Interior of Sebergham Church ©Bob Denton 2016
The grandson of John de Denton and Agnes, through their son Sir Thomas, was this Thomas Denton of Warnell. Thomas died in 1616 but had arranged for an altar tomb to be built for him in the choir of St Mary’s Sebergham, to the south of Carlisle.
Interior of St Marys Sebergham
Sir Thomas’s memorial
Coats of arms close-up
St Marys external
St Marys Church, Sebergham ©Bob Denton 2016
This Thomas was reported to have a facial disfigurement and was therefore rather rudely known by the sobriquet ‘Tom with the spots’. However, he married both Elizabeth Dacre, and a Yorkshire noblewoman, Anne Aislaby, so he must have had made up for his appearance in personality.
When Warnell was sold in 1774, its purchaser, Sir James Lowther, considered the altar be something of an obstruction and removed it at some stage between the visitations of 1775 and 1785. The church salvaged the side slabs and fixed them to the south wall of the church’s sanctuary.
The slabs pictured above show two repeated coats of arms. At the top is the traditional Denton coat of arms with trefoils and stripes. Those at the bottom are the Denton arms impaling those of Aislaby of Yorkshire which features martlets, an eagle and a morion (a flat brimmed open helmet). Could this in fact be where the martlet version of Denton’s arms originated? But, it may have been in use earlier than this.

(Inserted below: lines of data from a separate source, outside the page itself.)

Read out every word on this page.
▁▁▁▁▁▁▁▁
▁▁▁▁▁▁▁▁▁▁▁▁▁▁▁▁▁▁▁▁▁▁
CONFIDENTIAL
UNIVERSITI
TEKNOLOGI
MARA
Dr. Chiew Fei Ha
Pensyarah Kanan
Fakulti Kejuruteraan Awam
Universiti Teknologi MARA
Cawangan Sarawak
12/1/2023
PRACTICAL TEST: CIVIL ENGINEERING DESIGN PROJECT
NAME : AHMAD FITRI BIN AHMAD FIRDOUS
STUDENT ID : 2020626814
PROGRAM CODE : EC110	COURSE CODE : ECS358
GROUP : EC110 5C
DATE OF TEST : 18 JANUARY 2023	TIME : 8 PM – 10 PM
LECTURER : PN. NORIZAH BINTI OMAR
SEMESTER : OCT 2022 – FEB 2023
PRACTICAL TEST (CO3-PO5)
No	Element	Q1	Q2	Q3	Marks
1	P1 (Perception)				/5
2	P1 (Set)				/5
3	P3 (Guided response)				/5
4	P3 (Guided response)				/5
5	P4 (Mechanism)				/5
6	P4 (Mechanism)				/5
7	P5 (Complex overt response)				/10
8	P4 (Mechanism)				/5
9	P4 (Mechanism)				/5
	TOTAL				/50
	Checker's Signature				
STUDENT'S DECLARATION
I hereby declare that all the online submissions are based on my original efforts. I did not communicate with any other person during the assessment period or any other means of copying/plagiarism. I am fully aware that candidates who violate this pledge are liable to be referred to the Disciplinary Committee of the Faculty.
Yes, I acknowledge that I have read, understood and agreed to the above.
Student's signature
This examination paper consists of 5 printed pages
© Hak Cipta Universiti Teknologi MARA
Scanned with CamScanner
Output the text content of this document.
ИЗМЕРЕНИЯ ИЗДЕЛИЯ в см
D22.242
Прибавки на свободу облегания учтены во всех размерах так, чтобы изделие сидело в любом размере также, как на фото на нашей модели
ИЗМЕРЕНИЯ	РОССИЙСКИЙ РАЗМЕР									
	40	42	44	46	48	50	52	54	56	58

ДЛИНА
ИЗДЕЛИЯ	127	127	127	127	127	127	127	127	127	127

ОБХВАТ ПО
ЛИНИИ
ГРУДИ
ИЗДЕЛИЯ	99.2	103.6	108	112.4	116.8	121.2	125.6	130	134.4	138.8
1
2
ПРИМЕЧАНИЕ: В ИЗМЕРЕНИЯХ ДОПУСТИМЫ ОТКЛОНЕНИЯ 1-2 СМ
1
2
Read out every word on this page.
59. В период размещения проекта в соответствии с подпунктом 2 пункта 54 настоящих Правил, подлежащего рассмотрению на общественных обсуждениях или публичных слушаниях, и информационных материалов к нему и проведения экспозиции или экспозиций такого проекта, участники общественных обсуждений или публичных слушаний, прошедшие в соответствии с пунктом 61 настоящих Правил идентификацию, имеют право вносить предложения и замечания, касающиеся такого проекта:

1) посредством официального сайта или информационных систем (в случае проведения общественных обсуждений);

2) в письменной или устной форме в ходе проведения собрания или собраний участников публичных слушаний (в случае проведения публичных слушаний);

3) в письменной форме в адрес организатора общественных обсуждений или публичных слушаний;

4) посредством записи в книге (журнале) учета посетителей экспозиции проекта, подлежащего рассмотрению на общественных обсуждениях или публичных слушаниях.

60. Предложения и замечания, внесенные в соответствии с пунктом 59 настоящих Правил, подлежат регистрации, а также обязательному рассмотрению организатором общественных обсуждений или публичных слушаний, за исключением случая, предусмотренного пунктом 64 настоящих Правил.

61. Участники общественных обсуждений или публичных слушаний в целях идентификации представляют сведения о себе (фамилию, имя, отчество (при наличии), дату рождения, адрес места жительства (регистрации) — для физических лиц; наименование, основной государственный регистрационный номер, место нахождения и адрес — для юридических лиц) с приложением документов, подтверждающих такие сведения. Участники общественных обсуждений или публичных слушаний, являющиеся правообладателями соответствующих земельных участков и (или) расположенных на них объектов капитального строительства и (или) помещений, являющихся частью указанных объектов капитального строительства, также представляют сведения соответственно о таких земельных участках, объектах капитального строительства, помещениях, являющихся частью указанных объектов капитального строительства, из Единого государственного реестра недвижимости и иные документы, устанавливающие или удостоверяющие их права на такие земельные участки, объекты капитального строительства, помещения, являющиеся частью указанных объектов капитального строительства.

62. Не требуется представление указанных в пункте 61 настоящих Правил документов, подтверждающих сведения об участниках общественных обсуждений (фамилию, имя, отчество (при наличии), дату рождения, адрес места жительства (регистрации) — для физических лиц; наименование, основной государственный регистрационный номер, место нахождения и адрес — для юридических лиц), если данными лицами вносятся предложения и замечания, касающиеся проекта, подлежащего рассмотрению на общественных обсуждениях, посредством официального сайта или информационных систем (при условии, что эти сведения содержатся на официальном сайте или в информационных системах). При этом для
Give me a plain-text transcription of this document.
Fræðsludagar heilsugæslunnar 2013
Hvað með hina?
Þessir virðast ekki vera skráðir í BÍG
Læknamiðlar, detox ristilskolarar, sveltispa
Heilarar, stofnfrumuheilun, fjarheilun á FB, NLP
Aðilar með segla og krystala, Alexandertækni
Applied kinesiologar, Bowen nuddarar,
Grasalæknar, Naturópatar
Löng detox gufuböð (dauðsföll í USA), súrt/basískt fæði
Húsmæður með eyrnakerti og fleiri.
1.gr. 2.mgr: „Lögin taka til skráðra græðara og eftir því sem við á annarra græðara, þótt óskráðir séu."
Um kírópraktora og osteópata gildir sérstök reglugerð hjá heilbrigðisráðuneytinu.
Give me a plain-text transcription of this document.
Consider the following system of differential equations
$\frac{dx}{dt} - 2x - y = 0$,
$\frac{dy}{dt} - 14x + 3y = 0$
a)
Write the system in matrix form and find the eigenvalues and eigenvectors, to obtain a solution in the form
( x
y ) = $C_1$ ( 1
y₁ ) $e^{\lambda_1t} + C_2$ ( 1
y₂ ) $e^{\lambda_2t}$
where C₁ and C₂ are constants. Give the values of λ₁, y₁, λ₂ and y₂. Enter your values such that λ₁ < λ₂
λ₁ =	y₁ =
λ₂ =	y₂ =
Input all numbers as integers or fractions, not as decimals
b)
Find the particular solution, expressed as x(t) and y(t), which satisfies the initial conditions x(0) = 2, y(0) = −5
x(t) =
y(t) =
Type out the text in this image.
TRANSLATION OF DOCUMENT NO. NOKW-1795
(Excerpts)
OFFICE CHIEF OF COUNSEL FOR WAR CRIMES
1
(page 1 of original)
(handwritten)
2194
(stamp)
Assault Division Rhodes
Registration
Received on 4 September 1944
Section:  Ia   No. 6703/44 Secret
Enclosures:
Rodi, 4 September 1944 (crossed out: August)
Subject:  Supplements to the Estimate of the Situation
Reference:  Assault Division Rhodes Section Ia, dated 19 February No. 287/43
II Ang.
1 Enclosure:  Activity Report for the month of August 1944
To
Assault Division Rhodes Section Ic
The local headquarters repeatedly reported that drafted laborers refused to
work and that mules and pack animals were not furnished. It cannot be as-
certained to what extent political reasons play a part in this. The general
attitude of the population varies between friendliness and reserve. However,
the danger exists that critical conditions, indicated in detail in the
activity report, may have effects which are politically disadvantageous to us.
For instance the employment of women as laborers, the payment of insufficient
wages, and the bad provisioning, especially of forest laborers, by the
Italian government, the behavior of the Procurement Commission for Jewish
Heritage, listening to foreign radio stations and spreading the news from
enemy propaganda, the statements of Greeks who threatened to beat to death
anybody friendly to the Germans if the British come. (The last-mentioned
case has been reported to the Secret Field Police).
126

Thomas Denton of Warnell described as Armiger, Master of Arts and ‘of worthy memory’ died at the age of eighty on 1 April 1616. The plaque inscription consists of Latin hexameters and pentameters by Bernard Ellis (I found no background on Ellis). The inscriptions were on either end of the altar tomb with the coats of arms on the sides. The church provides the details thus:
Per Me By Me
AD uxor A D (Anne Denton) wife
Molliter ossa cubant. Mens The bones lies softly. May the mind
Aurea viuet Olimpo live golden in Olympus
Viuet in eternum chara May the lineage live for ever
Deo Soboles. Qth BE dear to God. Quoth BE
Cumbria Warnellum Thomam deplorat ademptum
Dentun qui siquidem Daltaton alter erat
Nempe pius, sapiens ex omni parte Quadratus
Qualem vix hodie scecula nostra ferunt
Cumbria bewails the snatching off of Thomas Warnell
Since this Denton was indeed another Deltaton
Without doubt pious, wise and complete in every part
Such a man as our ages scarcely bring today.
Also in Sebergham’s church is a monument to the Rev Josiah Relph (1710-1743), described as ‘The Poet of the North’ and lauded as a learned diligent and conscientious schoolmaster and an exemplary parish priest. This is relevant because his will was attested and sworn by Henry Denton and Isaac Denton.
Was Thomas Denton an early freemason?
The terms Deltaton (perhaps more correctly Deltoton?) and Quadratus are odd usages here. The first is a constellation known as the triangle and the second is used to suggest Thomas was square all round. The triangle is of course significant in Masonry as it represents the first enclosable shape using straight lines and also for its connection with the sacred Trinity. The square in Masonry is a tool for creating true lines and a symbol of moral rectitude.
However, when the square is superimposed by a set of compasses it becomes one of the most recognised masonic symbols representing the fraternity. The first Masonic lodge was founded at Edinburgh in 1598 – not so very far from Sebergham?
Masonic symbology – implied within Thomas’s inscription?